Where this cutting-off point lies is another a mystery. The faithful certainly can't agree on it. Some will assert that all who believe (and only those who believe) in the right faith, and perhaps even in the right sect within the faith, get the good ending -- and that even those who were simply unknowing as to this faith because they were too young or too remote ever to have learned of it, are deprived of the positive afterlife. For these believers, the destiny of the unevangelized, and the incompetently evangelized looms large, because those people are doomed no matter what they did in life. Other believers will insist that faith alone will not suffice, but that even the most faithful must carry out good deeds and avoid bad behavior to qualify. Contrapositively to the first proposition, some even believe that only those who are good people will receive the reward, even if they are of the "wrong" faith. Some sects, like the Jehovah's Witnesses, believe in an absolute numerical cutoff, with only 144,000 getting into Heaven (interestingly, a number representing only a fraction of the number of members of that group now living, meaning even the vast majority of believers will get edged out based on population limits.

Alternatives -- absolute outcomes or infinite options

There are a few ideas which avoid the jarring absolute of a cutoff point. There are, for example, absolute ideas. Some believe that the good afterlife is a reward which literally nobody merits, making it plausible that literally everybody gets whatever the bad afterlife is. Conversely, some claim that their god's limitless mercy assures that "Hell is empty," and so literally everybody gets the good outcome. Some theologians have even concluded that the only people who actually exist are those who get the good outcome, and all the rest are simply illusions of people.

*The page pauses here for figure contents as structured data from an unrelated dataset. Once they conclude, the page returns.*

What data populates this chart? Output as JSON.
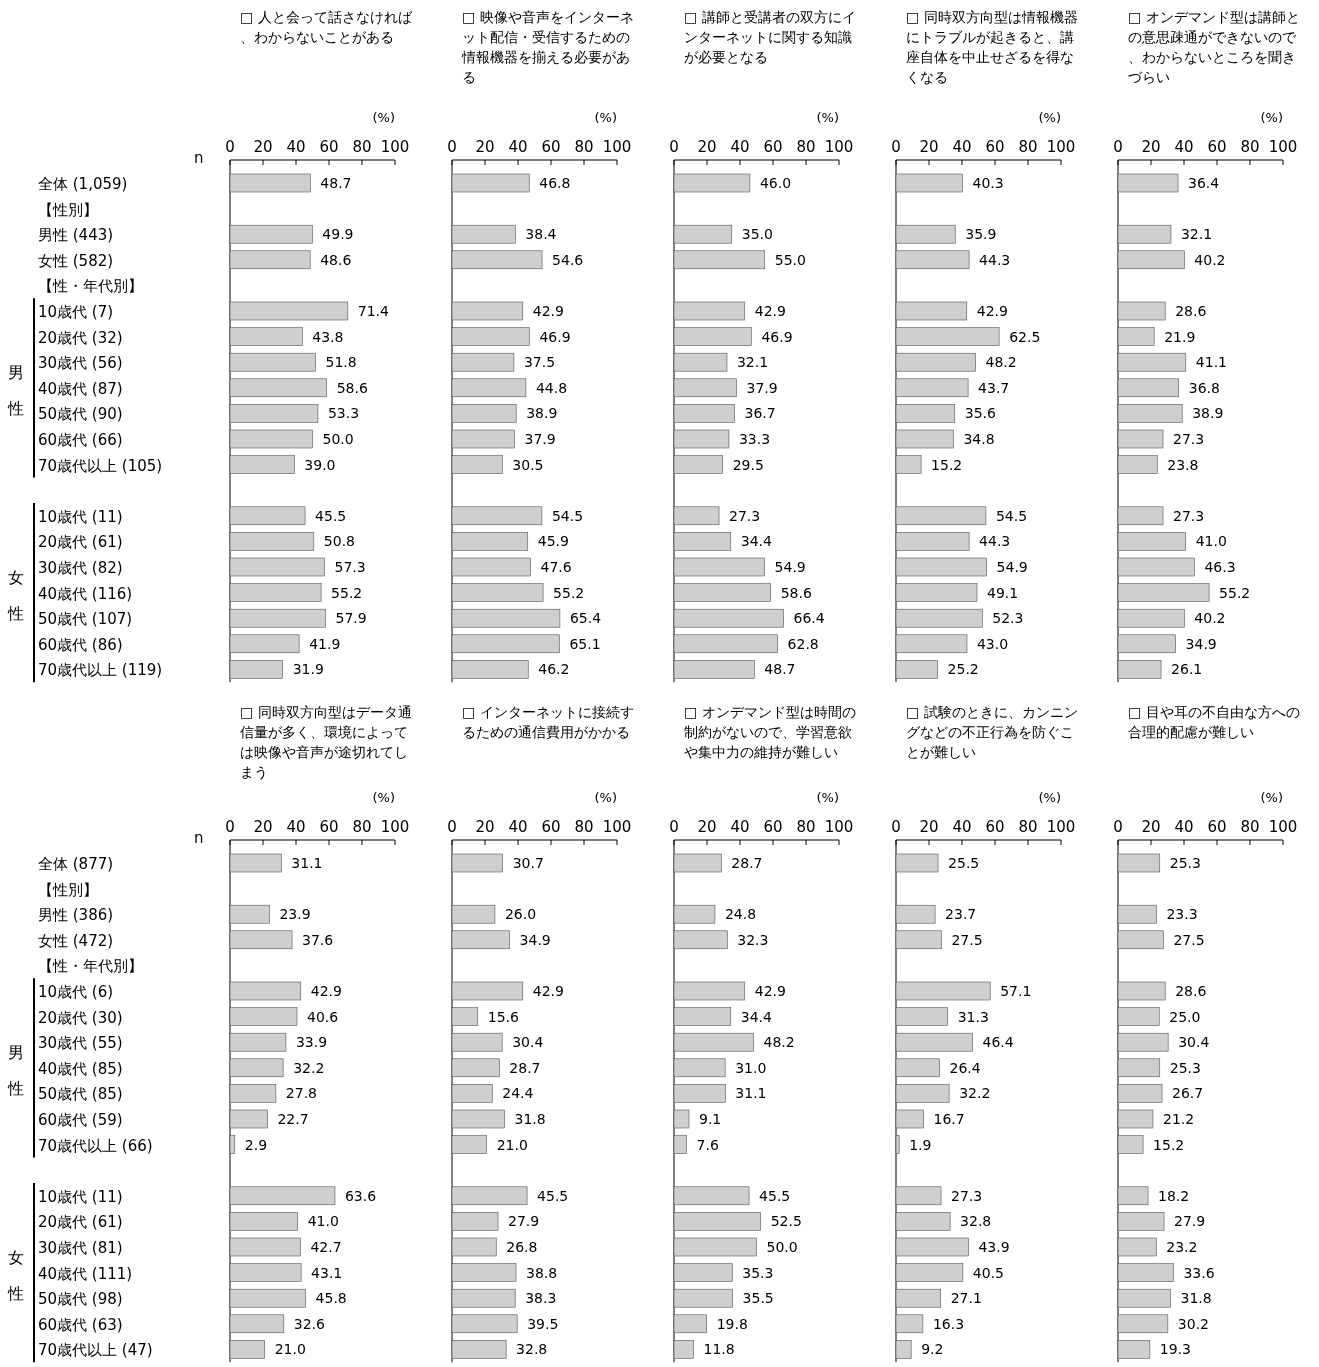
{
  "chart_data": [
    {
      "type": "bar",
      "orientation": "horizontal",
      "title": "□ 人と会って話さなければ、わからないことがある",
      "xlabel": "(%)",
      "color": "#cfcfcf",
      "xlim": [
        0,
        100
      ],
      "xticks": [
        0,
        20,
        40,
        60,
        80,
        100
      ],
      "categories": [
        "全体 (1,059)",
        "【性別】",
        "男性 (443)",
        "女性 (582)",
        "【性・年代別】",
        "10歳代 (7)",
        "20歳代 (32)",
        "30歳代 (56)",
        "40歳代 (87)",
        "50歳代 (90)",
        "60歳代 (66)",
        "70歳代以上 (105)",
        null,
        "10歳代 (11)",
        "20歳代 (61)",
        "30歳代 (82)",
        "40歳代 (116)",
        "50歳代 (107)",
        "60歳代 (86)",
        "70歳代以上 (119)"
      ],
      "values": [
        48.7,
        null,
        49.9,
        48.6,
        null,
        71.4,
        43.8,
        51.8,
        58.6,
        53.3,
        50.0,
        39.0,
        null,
        45.5,
        50.8,
        57.3,
        55.2,
        57.9,
        41.9,
        31.9
      ],
      "value_labels": [
        "48.7",
        null,
        "49.9",
        "48.6",
        null,
        "71.4",
        "43.8",
        "51.8",
        "58.6",
        "53.3",
        "50.0",
        "39.0",
        null,
        "45.5",
        "50.8",
        "57.3",
        "55.2",
        "57.9",
        "41.9",
        "31.9"
      ],
      "annotations": [
        "n",
        "男性",
        "女性"
      ]
    },
    {
      "type": "bar",
      "orientation": "horizontal",
      "title": "□ 映像や音声をインターネット配信・受信するための情報機器を揃える必要がある",
      "xlabel": "(%)",
      "color": "#cfcfcf",
      "xlim": [
        0,
        100
      ],
      "xticks": [
        0,
        20,
        40,
        60,
        80,
        100
      ],
      "categories": [
        null,
        null,
        null,
        null,
        null,
        null,
        null,
        null,
        null,
        null,
        null,
        null,
        null,
        null,
        null,
        null,
        null,
        null,
        null,
        null
      ],
      "values": [
        46.8,
        null,
        38.4,
        54.6,
        null,
        42.9,
        46.9,
        37.5,
        44.8,
        38.9,
        37.9,
        30.5,
        null,
        54.5,
        45.9,
        47.6,
        55.2,
        65.4,
        65.1,
        46.2
      ],
      "value_labels": [
        "46.8",
        null,
        "38.4",
        "54.6",
        null,
        "42.9",
        "46.9",
        "37.5",
        "44.8",
        "38.9",
        "37.9",
        "30.5",
        null,
        "54.5",
        "45.9",
        "47.6",
        "55.2",
        "65.4",
        "65.1",
        "46.2"
      ]
    },
    {
      "type": "bar",
      "orientation": "horizontal",
      "title": "□ 講師と受講者の双方にインターネットに関する知識が必要となる",
      "xlabel": "(%)",
      "color": "#cfcfcf",
      "xlim": [
        0,
        100
      ],
      "xticks": [
        0,
        20,
        40,
        60,
        80,
        100
      ],
      "categories": [
        null,
        null,
        null,
        null,
        null,
        null,
        null,
        null,
        null,
        null,
        null,
        null,
        null,
        null,
        null,
        null,
        null,
        null,
        null,
        null
      ],
      "values": [
        46.0,
        null,
        35.0,
        55.0,
        null,
        42.9,
        46.9,
        32.1,
        37.9,
        36.7,
        33.3,
        29.5,
        null,
        27.3,
        34.4,
        54.9,
        58.6,
        66.4,
        62.8,
        48.7
      ],
      "value_labels": [
        "46.0",
        null,
        "35.0",
        "55.0",
        null,
        "42.9",
        "46.9",
        "32.1",
        "37.9",
        "36.7",
        "33.3",
        "29.5",
        null,
        "27.3",
        "34.4",
        "54.9",
        "58.6",
        "66.4",
        "62.8",
        "48.7"
      ]
    },
    {
      "type": "bar",
      "orientation": "horizontal",
      "title": "□ 同時双方向型は情報機器にトラブルが起きると、講座自体を中止せざるを得なくなる",
      "xlabel": "(%)",
      "color": "#cfcfcf",
      "xlim": [
        0,
        100
      ],
      "xticks": [
        0,
        20,
        40,
        60,
        80,
        100
      ],
      "categories": [
        null,
        null,
        null,
        null,
        null,
        null,
        null,
        null,
        null,
        null,
        null,
        null,
        null,
        null,
        null,
        null,
        null,
        null,
        null,
        null
      ],
      "values": [
        40.3,
        null,
        35.9,
        44.3,
        null,
        42.9,
        62.5,
        48.2,
        43.7,
        35.6,
        34.8,
        15.2,
        null,
        54.5,
        44.3,
        54.9,
        49.1,
        52.3,
        43.0,
        25.2
      ],
      "value_labels": [
        "40.3",
        null,
        "35.9",
        "44.3",
        null,
        "42.9",
        "62.5",
        "48.2",
        "43.7",
        "35.6",
        "34.8",
        "15.2",
        null,
        "54.5",
        "44.3",
        "54.9",
        "49.1",
        "52.3",
        "43.0",
        "25.2"
      ]
    },
    {
      "type": "bar",
      "orientation": "horizontal",
      "title": "□ オンデマンド型は講師との意思疎通ができないので、わからないところを聞きづらい",
      "xlabel": "(%)",
      "color": "#cfcfcf",
      "xlim": [
        0,
        100
      ],
      "xticks": [
        0,
        20,
        40,
        60,
        80,
        100
      ],
      "categories": [
        null,
        null,
        null,
        null,
        null,
        null,
        null,
        null,
        null,
        null,
        null,
        null,
        null,
        null,
        null,
        null,
        null,
        null,
        null,
        null
      ],
      "values": [
        36.4,
        null,
        32.1,
        40.2,
        null,
        28.6,
        21.9,
        41.1,
        36.8,
        38.9,
        27.3,
        23.8,
        null,
        27.3,
        41.0,
        46.3,
        55.2,
        40.2,
        34.9,
        26.1
      ],
      "value_labels": [
        "36.4",
        null,
        "32.1",
        "40.2",
        null,
        "28.6",
        "21.9",
        "41.1",
        "36.8",
        "38.9",
        "27.3",
        "23.8",
        null,
        "27.3",
        "41.0",
        "46.3",
        "55.2",
        "40.2",
        "34.9",
        "26.1"
      ]
    },
    {
      "type": "bar",
      "orientation": "horizontal",
      "title": "□ 同時双方向型はデータ通信量が多く、環境によっては映像や音声が途切れてしまう",
      "xlabel": "(%)",
      "color": "#cfcfcf",
      "xlim": [
        0,
        100
      ],
      "xticks": [
        0,
        20,
        40,
        60,
        80,
        100
      ],
      "categories": [
        "全体 (877)",
        "【性別】",
        "男性 (386)",
        "女性 (472)",
        "【性・年代別】",
        "10歳代 (6)",
        "20歳代 (30)",
        "30歳代 (55)",
        "40歳代 (85)",
        "50歳代 (85)",
        "60歳代 (59)",
        "70歳代以上 (66)",
        null,
        "10歳代 (11)",
        "20歳代 (61)",
        "30歳代 (81)",
        "40歳代 (111)",
        "50歳代 (98)",
        "60歳代 (63)",
        "70歳代以上 (47)"
      ],
      "values": [
        31.1,
        null,
        23.9,
        37.6,
        null,
        42.9,
        40.6,
        33.9,
        32.2,
        27.8,
        22.7,
        2.9,
        null,
        63.6,
        41.0,
        42.7,
        43.1,
        45.8,
        32.6,
        21.0
      ],
      "value_labels": [
        "31.1",
        null,
        "23.9",
        "37.6",
        null,
        "42.9",
        "40.6",
        "33.9",
        "32.2",
        "27.8",
        "22.7",
        "2.9",
        null,
        "63.6",
        "41.0",
        "42.7",
        "43.1",
        "45.8",
        "32.6",
        "21.0"
      ],
      "annotations": [
        "n",
        "男性",
        "女性"
      ]
    },
    {
      "type": "bar",
      "orientation": "horizontal",
      "title": "□ インターネットに接続するための通信費用がかかる",
      "xlabel": "(%)",
      "color": "#cfcfcf",
      "xlim": [
        0,
        100
      ],
      "xticks": [
        0,
        20,
        40,
        60,
        80,
        100
      ],
      "categories": [
        null,
        null,
        null,
        null,
        null,
        null,
        null,
        null,
        null,
        null,
        null,
        null,
        null,
        null,
        null,
        null,
        null,
        null,
        null,
        null
      ],
      "values": [
        30.7,
        null,
        26.0,
        34.9,
        null,
        42.9,
        15.6,
        30.4,
        28.7,
        24.4,
        31.8,
        21.0,
        null,
        45.5,
        27.9,
        26.8,
        38.8,
        38.3,
        39.5,
        32.8
      ],
      "value_labels": [
        "30.7",
        null,
        "26.0",
        "34.9",
        null,
        "42.9",
        "15.6",
        "30.4",
        "28.7",
        "24.4",
        "31.8",
        "21.0",
        null,
        "45.5",
        "27.9",
        "26.8",
        "38.8",
        "38.3",
        "39.5",
        "32.8"
      ]
    },
    {
      "type": "bar",
      "orientation": "horizontal",
      "title": "□ オンデマンド型は時間の制約がないので、学習意欲や集中力の維持が難しい",
      "xlabel": "(%)",
      "color": "#cfcfcf",
      "xlim": [
        0,
        100
      ],
      "xticks": [
        0,
        20,
        40,
        60,
        80,
        100
      ],
      "categories": [
        null,
        null,
        null,
        null,
        null,
        null,
        null,
        null,
        null,
        null,
        null,
        null,
        null,
        null,
        null,
        null,
        null,
        null,
        null,
        null
      ],
      "values": [
        28.7,
        null,
        24.8,
        32.3,
        null,
        42.9,
        34.4,
        48.2,
        31.0,
        31.1,
        9.1,
        7.6,
        null,
        45.5,
        52.5,
        50.0,
        35.3,
        35.5,
        19.8,
        11.8
      ],
      "value_labels": [
        "28.7",
        null,
        "24.8",
        "32.3",
        null,
        "42.9",
        "34.4",
        "48.2",
        "31.0",
        "31.1",
        "9.1",
        "7.6",
        null,
        "45.5",
        "52.5",
        "50.0",
        "35.3",
        "35.5",
        "19.8",
        "11.8"
      ]
    },
    {
      "type": "bar",
      "orientation": "horizontal",
      "title": "□ 試験のときに、カンニングなどの不正行為を防ぐことが難しい",
      "xlabel": "(%)",
      "color": "#cfcfcf",
      "xlim": [
        0,
        100
      ],
      "xticks": [
        0,
        20,
        40,
        60,
        80,
        100
      ],
      "categories": [
        null,
        null,
        null,
        null,
        null,
        null,
        null,
        null,
        null,
        null,
        null,
        null,
        null,
        null,
        null,
        null,
        null,
        null,
        null,
        null
      ],
      "values": [
        25.5,
        null,
        23.7,
        27.5,
        null,
        57.1,
        31.3,
        46.4,
        26.4,
        32.2,
        16.7,
        1.9,
        null,
        27.3,
        32.8,
        43.9,
        40.5,
        27.1,
        16.3,
        9.2
      ],
      "value_labels": [
        "25.5",
        null,
        "23.7",
        "27.5",
        null,
        "57.1",
        "31.3",
        "46.4",
        "26.4",
        "32.2",
        "16.7",
        "1.9",
        null,
        "27.3",
        "32.8",
        "43.9",
        "40.5",
        "27.1",
        "16.3",
        "9.2"
      ]
    },
    {
      "type": "bar",
      "orientation": "horizontal",
      "title": "□ 目や耳の不自由な方への合理的配慮が難しい",
      "xlabel": "(%)",
      "color": "#cfcfcf",
      "xlim": [
        0,
        100
      ],
      "xticks": [
        0,
        20,
        40,
        60,
        80,
        100
      ],
      "categories": [
        null,
        null,
        null,
        null,
        null,
        null,
        null,
        null,
        null,
        null,
        null,
        null,
        null,
        null,
        null,
        null,
        null,
        null,
        null,
        null
      ],
      "values": [
        25.3,
        null,
        23.3,
        27.5,
        null,
        28.6,
        25.0,
        30.4,
        25.3,
        26.7,
        21.2,
        15.2,
        null,
        18.2,
        27.9,
        23.2,
        33.6,
        31.8,
        30.2,
        19.3
      ],
      "value_labels": [
        "25.3",
        null,
        "23.3",
        "27.5",
        null,
        "28.6",
        "25.0",
        "30.4",
        "25.3",
        "26.7",
        "21.2",
        "15.2",
        null,
        "18.2",
        "27.9",
        "23.2",
        "33.6",
        "31.8",
        "30.2",
        "19.3"
      ]
    }
  ]
}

A number of theological models posit reincarnation, which would allow individuals to simply live life over and over again, until they merit the good afterlife (which is itself an escape from the cycle of reincarnation). At least one commentator has theorized that there is only one soul being reincarnated and we are all incarnations of it, so that we will each of us experience every life which has ever been lived until we ultimately lead the last life leading into the eternal reward. And, naturally, there are other propositions presented in Pantheism and Pandeism, wherein everything was part of our Creator all along anyway, and simply goes back to it (possibly to experience the consequences of their own Earthly actions through the memories of those who experienced those consequences).

And, naturally, whether one sees the dichotomous nature of typical afterlife beliefs as problematic may itself be a matter of perspective. There is a certain amount of black-and-white thinking which permits for a stark split, with trust that the god in question knows just where to make the cutoff, and all above are in fact worthy of eternal Heaven (even if some are just barely worthy) while all below are deserving of whatever Hell befalls them. But, though most every religious person believes that both they and those they care for will end up all together in an eternal Heaven, there must be some doleful tossing and turning in the dark of the night over where, exactly, the cutoff lies, and whether it is imaginable that they'll fall below it -- since perhaps even less than firmly belonging in Hell, nobody wants to be amongst those very last people who failed to make the cut.